Focusing on dine-in and brand upgrades in 26, with room for further improvement in same-store sales, expanding the leading advantages.
The bank's calculations indicate that the net incremental impact from food delivery subsidies in 25 is less than 10%, and the impact on same-store sales from the decline in subsidies in 26 is limited. In 26, the company will advance its operating hours to 7:30 in the morning, with a focus on dine-in proportion of coffee+bakery, considering the significant contribution of coffee only after October 25 and the flexible and effective introduction of new products.

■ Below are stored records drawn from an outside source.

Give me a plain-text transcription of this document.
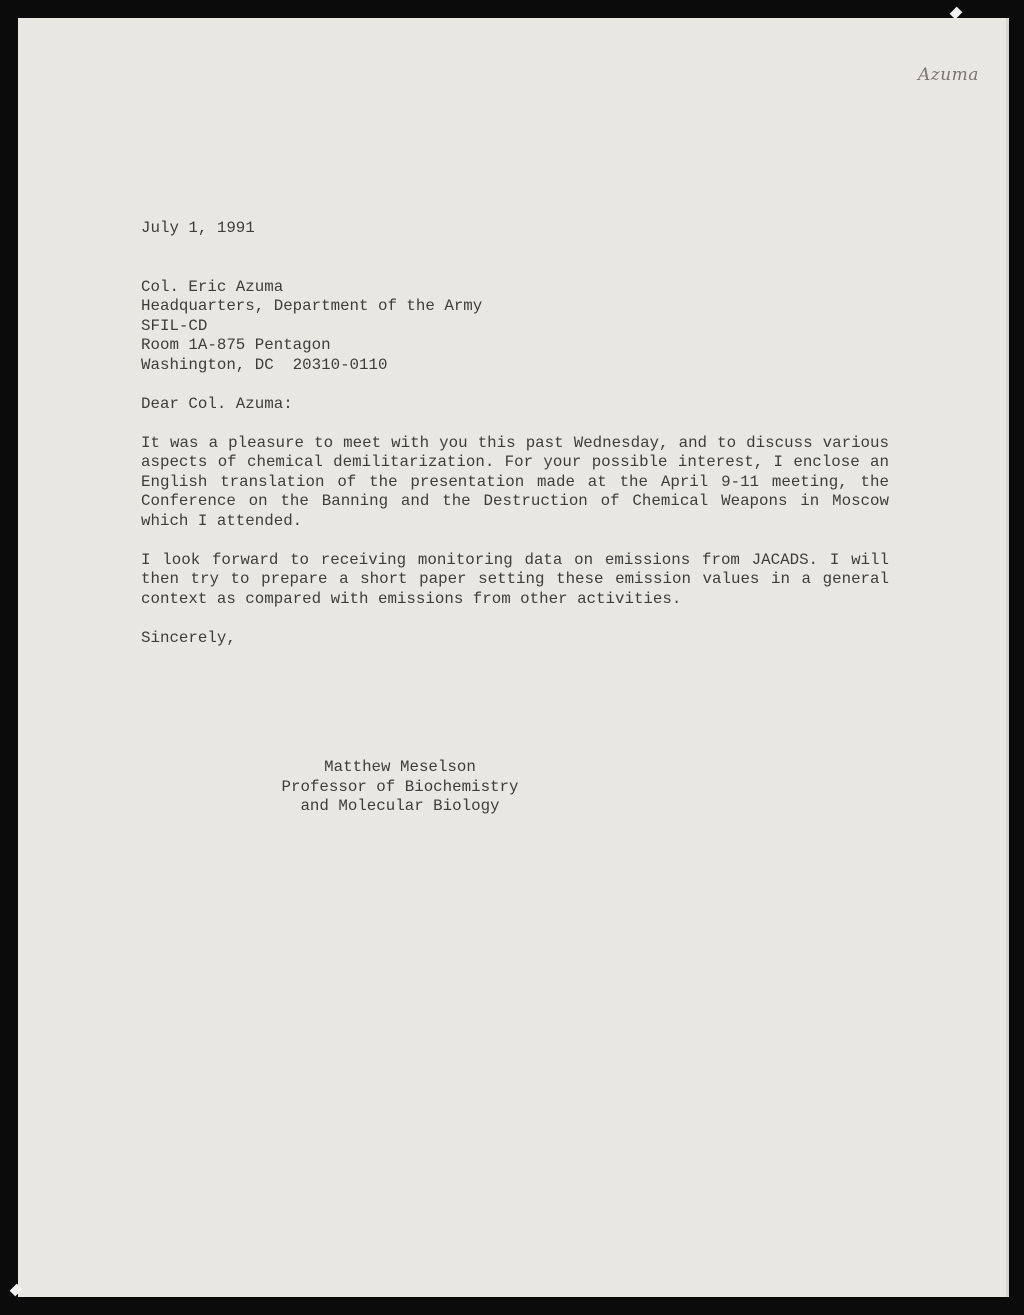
Azuma
July 1, 1991
Col. Eric Azuma
Headquarters, Department of the Army
SFIL-CD
Room 1A-875 Pentagon
Washington, DC  20310-0110
Dear Col. Azuma:

It was a pleasure to meet with you this past Wednesday, and to discuss various aspects of chemical demilitarization. For your possible interest, I enclose an English translation of the presentation made at the April 9-11 meeting, the Conference on the Banning and the Destruction of Chemical Weapons in Moscow which I attended.

I look forward to receiving monitoring data on emissions from JACADS. I will then try to prepare a short paper setting these emission values in a general context as compared with emissions from other activities.

Sincerely,
Matthew Meselson
Professor of Biochemistry
and Molecular Biology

The bank expects same-store revenue to achieve 0-5% growth in 26. The company will actively promote the upgrade of 6th generation store image in 26, focusing on brand upgrades, giving GUMING clearer brand recognition and enhancing brand value. Despite the impact of public opinion in 24 and food delivery subsidies in 25, the company's team and franchisees have demonstrated strong execution capabilities, and the bank believes that the company has broad long-term prospects. It is expected that the company will continue its fast pace of store openings in 26, further consolidating its leading advantages.
Risk warning: Fierce competition in the domestic freshly-made tea beverage market, slowdown in store expansion speed, and decline in single-store effectiveness.